To keep it simple, I have this service that stores data in a persistent volume. There are pods that are created by an API which use a subset of the stored data to perform an operation and generate new data that has to be stored. Both the supplied data as well as the resulting data can be several gigabytes in size.
The containers that perform those operations should be agnostic/unaware of the underlying Kubernetes architecture. My question is: What is the best practice of supplying the pods with their data and storing the resulting data?
For supplying the data I have several ideas:
- Mount the entire persistent volume to the main container. I dislike the fact that the process can access all the data and the container has to know the exact structure of the directory.
- Mount the entire persistent volume to an init container and copy only the files the main process needs to a shared emptydir. This might work but can I limit the files/directories this init container can read? If that isn't possible, the init container has to be aware of the exact structure of the storage.

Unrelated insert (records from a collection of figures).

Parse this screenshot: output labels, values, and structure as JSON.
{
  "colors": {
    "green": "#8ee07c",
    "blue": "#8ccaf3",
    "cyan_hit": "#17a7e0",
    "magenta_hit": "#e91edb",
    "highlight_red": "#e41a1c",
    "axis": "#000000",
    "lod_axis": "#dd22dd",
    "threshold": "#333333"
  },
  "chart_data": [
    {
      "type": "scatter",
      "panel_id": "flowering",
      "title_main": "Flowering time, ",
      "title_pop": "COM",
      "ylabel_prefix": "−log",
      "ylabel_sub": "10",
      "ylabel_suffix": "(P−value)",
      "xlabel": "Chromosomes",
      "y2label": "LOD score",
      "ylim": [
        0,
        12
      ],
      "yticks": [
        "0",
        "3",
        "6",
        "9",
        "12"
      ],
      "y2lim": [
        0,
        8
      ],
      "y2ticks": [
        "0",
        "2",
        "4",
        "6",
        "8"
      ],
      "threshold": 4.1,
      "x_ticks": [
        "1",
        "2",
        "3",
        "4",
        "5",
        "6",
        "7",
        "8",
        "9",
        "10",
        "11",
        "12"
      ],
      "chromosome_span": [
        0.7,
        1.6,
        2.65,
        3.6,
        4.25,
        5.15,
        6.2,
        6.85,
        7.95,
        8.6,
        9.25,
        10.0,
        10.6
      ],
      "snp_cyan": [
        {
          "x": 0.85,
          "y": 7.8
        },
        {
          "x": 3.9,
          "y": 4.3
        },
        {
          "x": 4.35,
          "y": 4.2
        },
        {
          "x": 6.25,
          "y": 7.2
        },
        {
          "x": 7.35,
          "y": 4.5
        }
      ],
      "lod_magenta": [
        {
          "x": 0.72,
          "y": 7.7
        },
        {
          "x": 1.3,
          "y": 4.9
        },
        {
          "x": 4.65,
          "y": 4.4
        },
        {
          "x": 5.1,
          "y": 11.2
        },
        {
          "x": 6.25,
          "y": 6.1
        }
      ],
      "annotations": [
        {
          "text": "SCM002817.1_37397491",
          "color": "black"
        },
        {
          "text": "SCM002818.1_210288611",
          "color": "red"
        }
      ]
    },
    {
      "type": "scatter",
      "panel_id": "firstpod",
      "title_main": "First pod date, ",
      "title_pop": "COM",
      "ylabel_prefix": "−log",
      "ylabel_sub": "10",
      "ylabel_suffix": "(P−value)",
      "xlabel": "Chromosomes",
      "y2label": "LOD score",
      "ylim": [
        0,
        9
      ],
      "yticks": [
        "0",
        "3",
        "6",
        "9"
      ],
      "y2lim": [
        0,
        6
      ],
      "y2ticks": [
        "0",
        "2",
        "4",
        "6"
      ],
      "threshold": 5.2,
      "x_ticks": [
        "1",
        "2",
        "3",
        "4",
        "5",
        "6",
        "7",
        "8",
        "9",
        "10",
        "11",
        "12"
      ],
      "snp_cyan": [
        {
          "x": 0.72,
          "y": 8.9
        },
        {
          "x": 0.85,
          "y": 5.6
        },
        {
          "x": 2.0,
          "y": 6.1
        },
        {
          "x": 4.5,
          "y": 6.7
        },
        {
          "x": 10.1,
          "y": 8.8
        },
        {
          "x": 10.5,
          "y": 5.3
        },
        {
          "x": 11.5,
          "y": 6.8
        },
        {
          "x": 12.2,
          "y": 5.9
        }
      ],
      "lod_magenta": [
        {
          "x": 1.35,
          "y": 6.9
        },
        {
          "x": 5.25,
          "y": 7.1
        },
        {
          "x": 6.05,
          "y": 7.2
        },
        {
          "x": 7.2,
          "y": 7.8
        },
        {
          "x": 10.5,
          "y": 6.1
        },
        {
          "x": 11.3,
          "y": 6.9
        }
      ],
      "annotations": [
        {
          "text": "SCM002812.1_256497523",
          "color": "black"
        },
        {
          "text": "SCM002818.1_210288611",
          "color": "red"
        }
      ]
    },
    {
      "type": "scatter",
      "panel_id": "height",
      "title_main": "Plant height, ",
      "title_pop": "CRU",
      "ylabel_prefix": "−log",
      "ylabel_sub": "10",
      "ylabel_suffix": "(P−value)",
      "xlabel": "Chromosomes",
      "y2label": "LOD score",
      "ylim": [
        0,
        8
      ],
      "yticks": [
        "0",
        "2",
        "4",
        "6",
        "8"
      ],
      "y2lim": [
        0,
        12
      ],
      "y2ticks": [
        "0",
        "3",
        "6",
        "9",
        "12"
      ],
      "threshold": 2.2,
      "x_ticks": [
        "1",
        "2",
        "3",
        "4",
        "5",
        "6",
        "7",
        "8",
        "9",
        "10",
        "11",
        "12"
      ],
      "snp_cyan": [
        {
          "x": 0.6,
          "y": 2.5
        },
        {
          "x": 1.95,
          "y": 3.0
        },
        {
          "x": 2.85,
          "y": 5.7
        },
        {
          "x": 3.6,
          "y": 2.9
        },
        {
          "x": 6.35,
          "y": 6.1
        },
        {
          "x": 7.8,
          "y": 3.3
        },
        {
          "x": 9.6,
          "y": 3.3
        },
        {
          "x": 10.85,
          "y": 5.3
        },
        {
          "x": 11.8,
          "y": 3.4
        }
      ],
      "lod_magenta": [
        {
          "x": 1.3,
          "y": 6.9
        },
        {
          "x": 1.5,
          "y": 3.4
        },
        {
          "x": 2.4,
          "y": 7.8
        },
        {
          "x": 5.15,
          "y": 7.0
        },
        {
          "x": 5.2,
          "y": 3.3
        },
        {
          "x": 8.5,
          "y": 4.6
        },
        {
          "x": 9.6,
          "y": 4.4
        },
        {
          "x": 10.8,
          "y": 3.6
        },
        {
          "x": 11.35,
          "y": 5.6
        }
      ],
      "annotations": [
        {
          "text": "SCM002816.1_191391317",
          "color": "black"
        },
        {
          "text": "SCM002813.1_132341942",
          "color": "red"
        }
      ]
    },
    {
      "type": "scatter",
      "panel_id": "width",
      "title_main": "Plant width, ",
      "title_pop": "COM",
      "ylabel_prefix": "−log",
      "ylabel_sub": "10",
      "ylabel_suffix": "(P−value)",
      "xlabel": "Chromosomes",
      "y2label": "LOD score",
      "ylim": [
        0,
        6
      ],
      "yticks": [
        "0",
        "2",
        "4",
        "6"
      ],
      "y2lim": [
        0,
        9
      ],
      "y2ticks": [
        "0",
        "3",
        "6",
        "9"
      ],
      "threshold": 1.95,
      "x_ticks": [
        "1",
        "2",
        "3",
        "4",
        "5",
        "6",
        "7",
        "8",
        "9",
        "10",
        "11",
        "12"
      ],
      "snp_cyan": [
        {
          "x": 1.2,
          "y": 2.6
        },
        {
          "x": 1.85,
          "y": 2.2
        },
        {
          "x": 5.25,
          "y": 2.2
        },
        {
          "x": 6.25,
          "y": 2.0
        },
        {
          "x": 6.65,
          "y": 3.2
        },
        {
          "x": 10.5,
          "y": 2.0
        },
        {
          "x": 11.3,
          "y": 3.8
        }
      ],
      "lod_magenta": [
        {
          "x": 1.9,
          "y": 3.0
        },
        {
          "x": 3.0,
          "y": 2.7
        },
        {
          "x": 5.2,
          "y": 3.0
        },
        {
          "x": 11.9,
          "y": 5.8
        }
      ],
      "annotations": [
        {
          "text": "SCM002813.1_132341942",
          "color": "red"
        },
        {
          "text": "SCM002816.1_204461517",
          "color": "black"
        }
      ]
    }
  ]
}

- Create an API that an init container can call to pull the data to a shared emptydir. This seems to me a bit of an old-school approach and eludes Kubernetes in an anti-pattern kind of way but the advantage is that I can centralize the data reading/writing logic.
- Is it possible to mount only a subset of directories of a persistent volume?
For storing the data I have these ideas, matching the supplying of the data respectively:
- Let the main container write the data directly to the pv.
- Running a side-car with the entire pv mounted that, after the main container is finished, writes the data to the correct directory.
- Use a side-car to send the data to an API that writes the data to the pv.
- Again, mount only a subset of directories of a pv to a side-car?
What do you think are the best/cleanest solutions?